Эта схема определения через элиминацию исходно может вызывать сомнения как очевидная попытка сугубо отрицательного определения. Но я не буду касаться этой стороны, так как у использования этой схемы есть последствия более содержательные, хотя и менее очевидные.

Во-первых, подобный способ определения ведет к тому, что у нас из всего богатства и сложности содержания гражданского общества «на руках» остается самый неразличенный его элемент – индивиды. Фактически вместе с элиминацией «внешних» структурных взаимосвязей мы элиминируем само социальное бытие вместе с его сложностью и различенностью и получаем в остатке то, в чем эта сложность, дифференцированность содержания уже никак «не вмещается» и не восстановима.

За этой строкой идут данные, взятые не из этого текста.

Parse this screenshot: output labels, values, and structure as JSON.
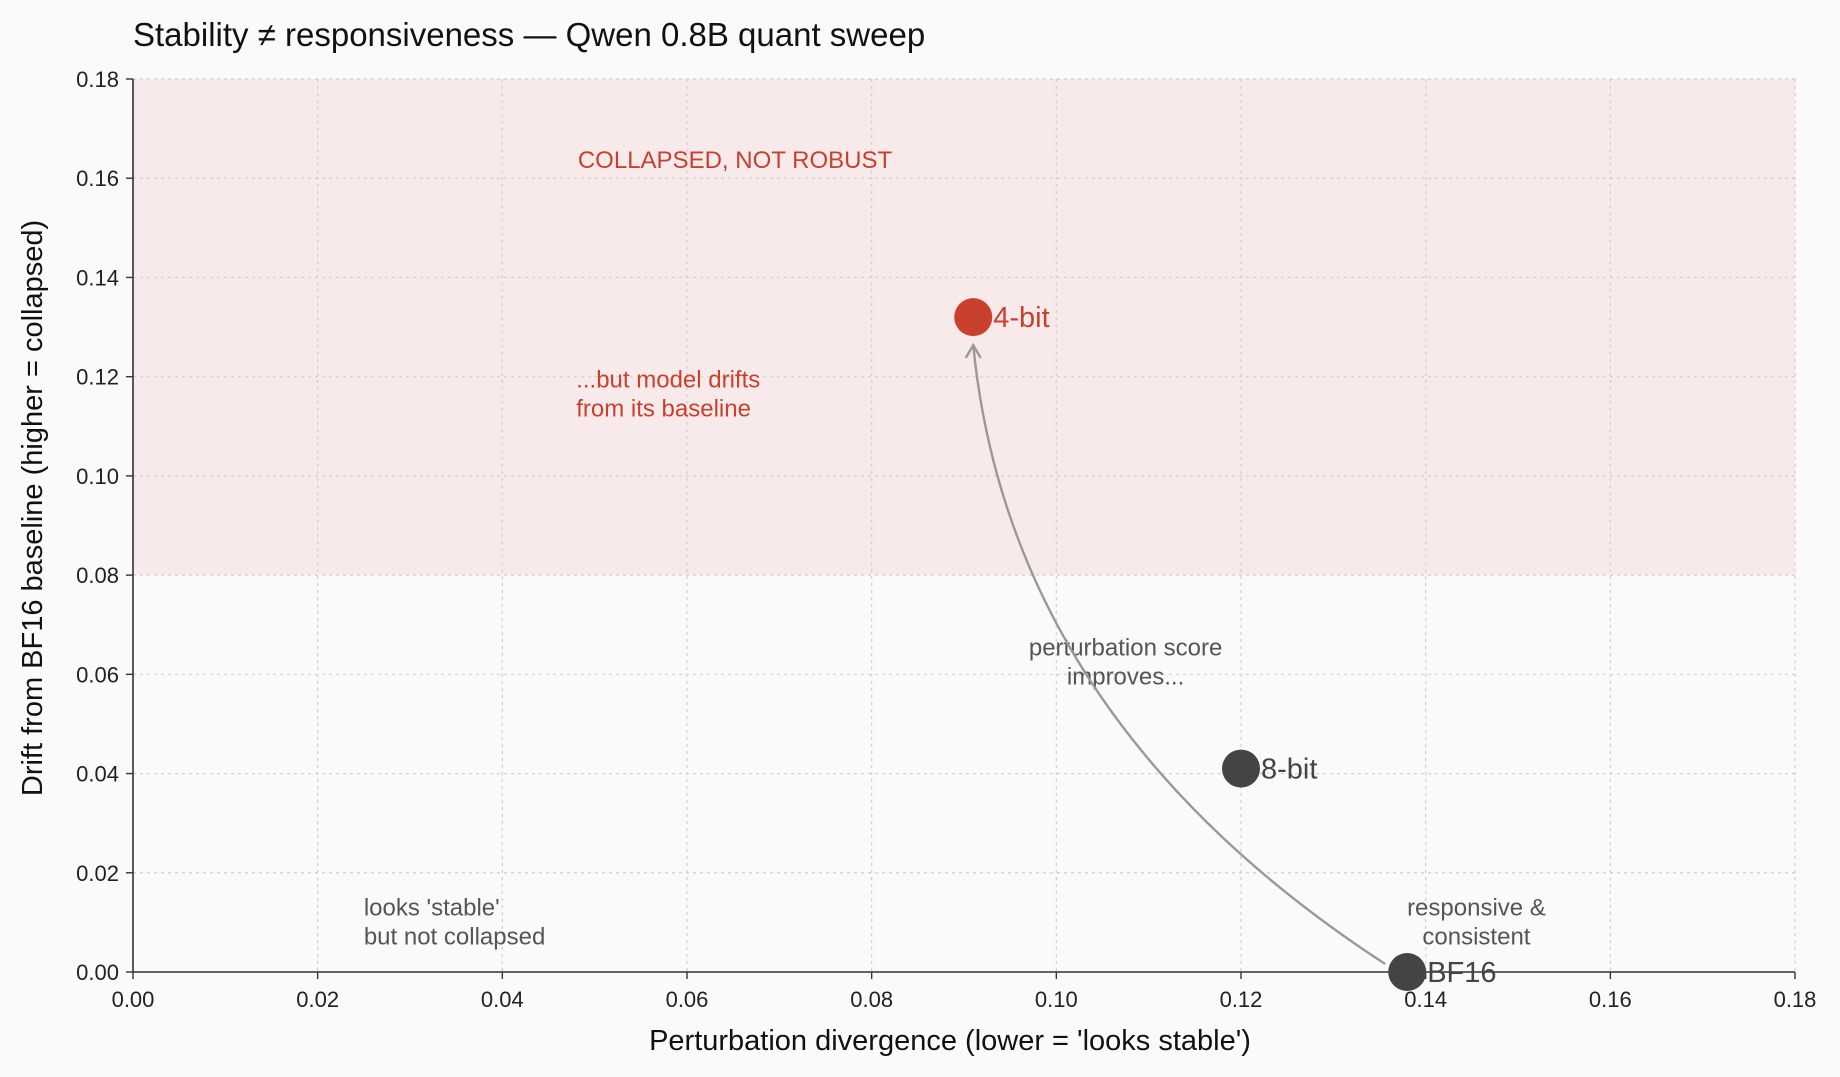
{
  "chart_data": {
    "type": "scatter",
    "title": "Stability ≠ responsiveness  —  Qwen 0.8B quant sweep",
    "xlabel": "Perturbation divergence  (lower = 'looks stable')",
    "ylabel": "Drift from BF16 baseline  (higher = collapsed)",
    "xlim": [
      0,
      0.18
    ],
    "ylim": [
      0,
      0.18
    ],
    "xticks": [
      "0.00",
      "0.02",
      "0.04",
      "0.06",
      "0.08",
      "0.10",
      "0.12",
      "0.14",
      "0.16",
      "0.18"
    ],
    "yticks": [
      "0.00",
      "0.02",
      "0.04",
      "0.06",
      "0.08",
      "0.10",
      "0.12",
      "0.14",
      "0.16",
      "0.18"
    ],
    "grid": true,
    "shaded_region": {
      "y_from": 0.08,
      "y_to": 0.18,
      "color": "#f8eaea",
      "label": "COLLAPSED, NOT ROBUST"
    },
    "points": [
      {
        "label": "BF16",
        "x": 0.138,
        "y": 0.0,
        "color": "#444444"
      },
      {
        "label": "8-bit",
        "x": 0.12,
        "y": 0.041,
        "color": "#444444"
      },
      {
        "label": "4-bit",
        "x": 0.091,
        "y": 0.132,
        "color": "#c8412e"
      }
    ],
    "arrow": {
      "from": "BF16",
      "to": "4-bit",
      "color": "#999999"
    },
    "annotations": [
      {
        "text": [
          "...but model drifts",
          "from its baseline"
        ],
        "x": 0.048,
        "y": 0.112,
        "color": "#c8412e"
      },
      {
        "text": [
          "perturbation score",
          "improves..."
        ],
        "x": 0.1075,
        "y": 0.058,
        "color": "#555555"
      },
      {
        "text": [
          "responsive &",
          "consistent"
        ],
        "x": 0.1455,
        "y": 0.0055,
        "color": "#555555"
      },
      {
        "text": [
          "looks 'stable'",
          "but not collapsed"
        ],
        "x": 0.025,
        "y": 0.0055,
        "color": "#555555"
      }
    ],
    "colors": {
      "accent": "#c8412e",
      "neutral": "#444444",
      "arrow": "#999999",
      "axis": "#333333"
    }
  }
}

Несколько необычно, может быть, ссылаться в этой ситуации на Э. Дюркгейма, позитивистский пафос которого сведения людей к «вещам» – уже давно пройденный этап. Но одно его положение нелишне в данном случае вспомнить. Да, любое социальное явление необходимым образом реализуется через индивидов, само устройство индивидов должно «дозволять» его. Соответственно, мы можем ограничиться этой стороной. Но тогда, говорит Дюркгейм, нам будет видна только «наименее различенная и специфическая часть» явления. Собственно даже и не само явление, «но скорее то, что делает его возможным». То есть, получается, – сводя бытие к индивидам, мы вопрос «что есть гражданское общество?» подменяем вопросом «как возможно гражданское общество?». Притом, что последняя форма вопроса вряд ли вообще имеет теоретико-исследовательскую интенцию, а скорее, выступает запускающим механизмом особой доктринальной рефлексии («сознания вслух», если использовать формулу М.К. Мамардашвили).

Во-вторых, – и это значительно более существенный момент – в результате онтологической элиминации всего, что не размещается в индивидах, мы получаем оппозицию, где слева располагается мир «формальных», «внешних», «рациональных» структур, а справа – «жизненный мир» индивидов, характеризуемый в терминах повседневной жизни (творчество, личностная самореализация, дружба, любовь, семья и т.п.). Я оставляю в стороне то, что само это разведение не очевидно, что непонятно, почему над-индивидуальные структуры обязательно должны трактоваться как «внешние», «механические», лишенные органической целостности, «жизненного порыва» и вообще человеческого начала. Важно другое. Мы получаем очень отвлеченную и очень жесткую оппозицию, которая сама по себе представляет проблему, и проблему в значительной степени искусственную. Мы можем совершенствовать ее на веберианский манер, вводить срединные звенья в виде знаково-символических форм, коммуникации и интеракции. Мы можем препарировать действительность, произвольно акцентируя в характеристиках действительных социальных структур момент «формальности», а в характеристиках индивидов – момент «творчества». Но суть от этого не меняется. Эта схема, может быть, хороша для дискурсивного движения внутри ее границ, для интерпретации, а в конечном счете – для легитимации наличных «дискурсов» как некоторой вторичной реальности (и, соответственно, легитимации той идеологизированности, которая им неявно присуща). И она не совсем подходит для выявления и локализации бытийных комплексов.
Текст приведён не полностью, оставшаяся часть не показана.